Hay personas que, a todas horas, hablan de la nobleza de su familia, de las grandes empresas de sus antepasados, de la extensión de sus relaciones. Tiene sus grados esta clase de jactancia. Mientras que unas se manifiestan con cierta delicadeza y discreción, otras practican con descaro y en toda ocasión esa pequeña retahíla de sus glorias familiares y de sus relaciones tan numerosas como selectas.

Rara vez podrán lograr su vano propósito de deslumbrar a la galería y suscitar la admiración, porque la vanidad desvanece su perspicacia y disimulo: la sonrisa burlona con que se acoge, su intempestivo relato genealógico lo dice muy claramente; y si algún humorista hace ademán de darles crédito, ni siquiera se percatan de la ironía con que procede. Esta manera de vanagloriarse apenas la usan ya más que los advenedizos e inexpertos; el mundo conoce demasiado el sentido del ridículo para dejarse embaucar. A vosotros, lectores piadosos y por lo mismo cristianos prácticos, ofrezco yo esta consideración, tomada de San Agustín: «Gustáis vosotros que sois de la tierra y que a ella habéis de volver, de ponderar vuestra nobleza, vuestra familia. Pues bien; muchos han gozado antes que vosotros de parecidas ventajas, y mayores aún. ¿Qué son hoy aquellos príncipes y generales que conducían sus ejércitos victoriosos por el mundo? Un poco de polvo, un puñado de ceniza. Algunas estrofas compuestas en su honor es lo único que nos queda de esos hombres que tanto ruido han hecho durante su vida». Desde este punto de vista es, ciertamente, cómo se deben contemplar todos esos juguetes de la vanidad humana, de que tan fácilmente nos prendamos

La jactancia en otras personas se manifiesta de una manera muy diferente. No levantan la voz para ponderar las glorias reales o imaginarias de sus antepasados, o para enorgullecerse de sus muchas relaciones. Lo que sí pretenden es que los demás tengan parte en la admiración que ellos sienten por su humilde persona. Por eso hablan de sí mismas con acentos de entusiasmo, y con una sencillez rayana en inconsciencia ponderan todas y cada una de las propias cualidades morales, intelectuales y físicas. Oyéndoles, piensa uno forzosamente en el pavo real que luce la rueda en derredor de si mismo.

Cuando esas personas observan que otra superior a ellas, al parecer, amenaza eclipsarlas fijan en ella su mirada, y con gesto desdeñoso y tranquila seguridad comunican a sus interlocutores que nada tienen que temer a las comparaciones. Se las oye decir como la cosa más natural del mundo: «Yo valgo más que todo eso».

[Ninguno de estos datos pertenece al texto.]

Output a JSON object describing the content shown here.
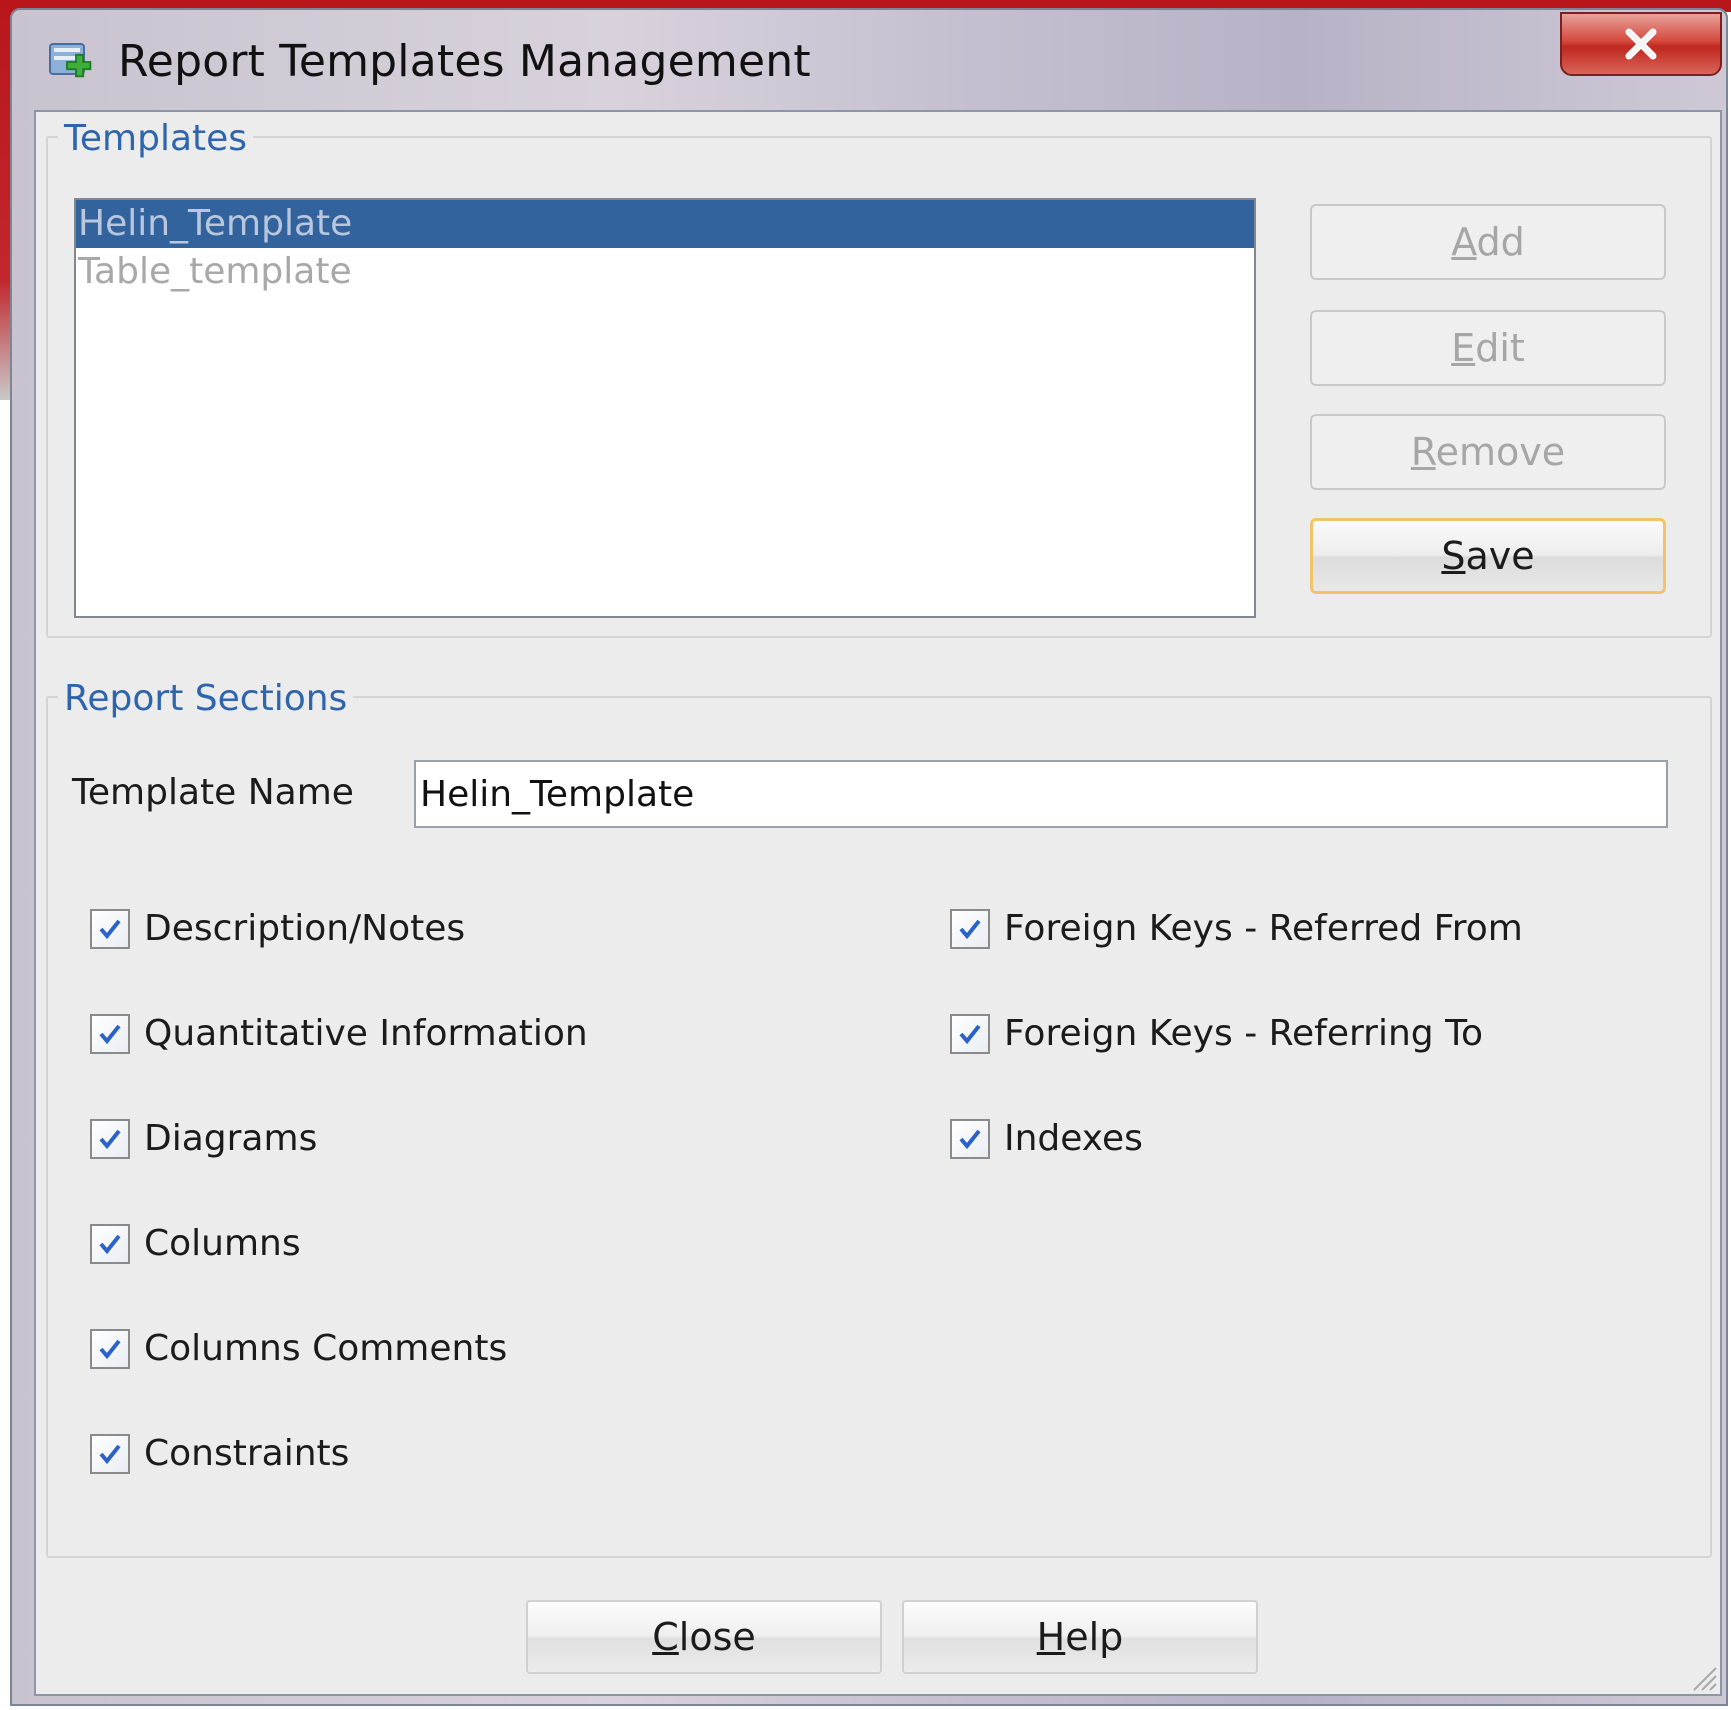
{
  "window": {
    "title": "Report Templates Management",
    "close_glyph": "X"
  },
  "templates_group": {
    "legend": "Templates",
    "items": [
      {
        "label": "Helin_Template",
        "selected": true
      },
      {
        "label": "Table_template",
        "selected": false
      }
    ],
    "buttons": {
      "add": {
        "pre": "",
        "key": "A",
        "post": "dd"
      },
      "edit": {
        "pre": "",
        "key": "E",
        "post": "dit"
      },
      "remove": {
        "pre": "",
        "key": "R",
        "post": "emove"
      },
      "save": {
        "pre": "",
        "key": "S",
        "post": "ave"
      }
    }
  },
  "sections_group": {
    "legend": "Report Sections",
    "template_name_label": "Template Name",
    "template_name_value": "Helin_Template",
    "checkboxes_left": [
      {
        "label": "Description/Notes",
        "checked": true
      },
      {
        "label": "Quantitative Information",
        "checked": true
      },
      {
        "label": "Diagrams",
        "checked": true
      },
      {
        "label": "Columns",
        "checked": true
      },
      {
        "label": "Columns Comments",
        "checked": true
      },
      {
        "label": "Constraints",
        "checked": true
      }
    ],
    "checkboxes_right": [
      {
        "label": "Foreign Keys - Referred From",
        "checked": true
      },
      {
        "label": "Foreign Keys - Referring To",
        "checked": true
      },
      {
        "label": "Indexes",
        "checked": true
      }
    ]
  },
  "footer": {
    "close": {
      "pre": "",
      "key": "C",
      "post": "lose"
    },
    "help": {
      "pre": "",
      "key": "H",
      "post": "elp"
    }
  },
  "colors": {
    "selection": "#33639d",
    "legend_text": "#2e65ad",
    "check_mark": "#2a62c9",
    "focus_border": "#f0c46a"
  },
  "icons": {
    "app": "report-template-app-icon",
    "close": "close-icon",
    "check": "check-icon",
    "grip": "resize-grip-icon"
  }
}
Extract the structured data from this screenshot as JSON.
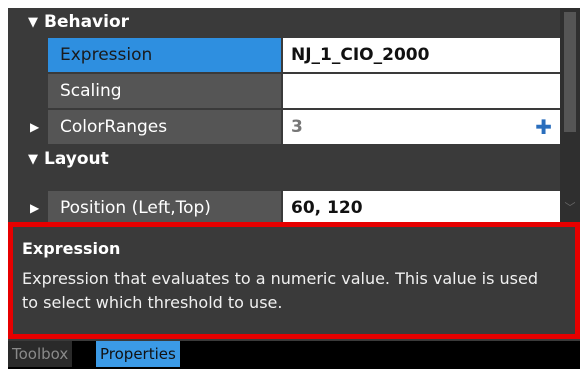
{
  "property_grid": {
    "sections": {
      "behavior": {
        "toggle": "▼",
        "label": "Behavior"
      },
      "layout": {
        "toggle": "▼",
        "label": "Layout"
      }
    },
    "rows": {
      "expression": {
        "name": "Expression",
        "value": "NJ_1_CIO_2000"
      },
      "scaling": {
        "name": "Scaling",
        "value": ""
      },
      "colorranges": {
        "expander": "▶",
        "name": "ColorRanges",
        "value": "3",
        "add": "✚"
      },
      "position": {
        "expander": "▶",
        "name": "Position (Left,Top)",
        "value": "60, 120"
      }
    }
  },
  "description": {
    "title": "Expression",
    "text": "Expression that evaluates to a numeric value. This value is used to select which threshold to use."
  },
  "tabs": {
    "toolbox": "Toolbox",
    "properties": "Properties"
  },
  "colors": {
    "selected": "#2e8fe0",
    "highlight_border": "#e60000",
    "active_tab": "#3b9ae6"
  }
}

El remedio más eficaz contra esa vana persuasión de suficiencia sería el conocimiento profundo y sincero de sí mismo. «Los toneles vacíos son los que más retumban», dice un refrán. Si las tales personas supiesen hasta qué punto están vacías, si tuviesen conciencia de la propia nulidad, quedarían para siempre curadas de la manía de aparentar. Pero, cuando se coloca ante sus ojos un espejo que les reproduce su figura, lo miran durante unos momentos, y luego se vuelven, diciendo: «No soy yo.» Y eso han dicho también, seguramente, al leer las líneas precedentes. Es una enfermedad muy difícil de curar.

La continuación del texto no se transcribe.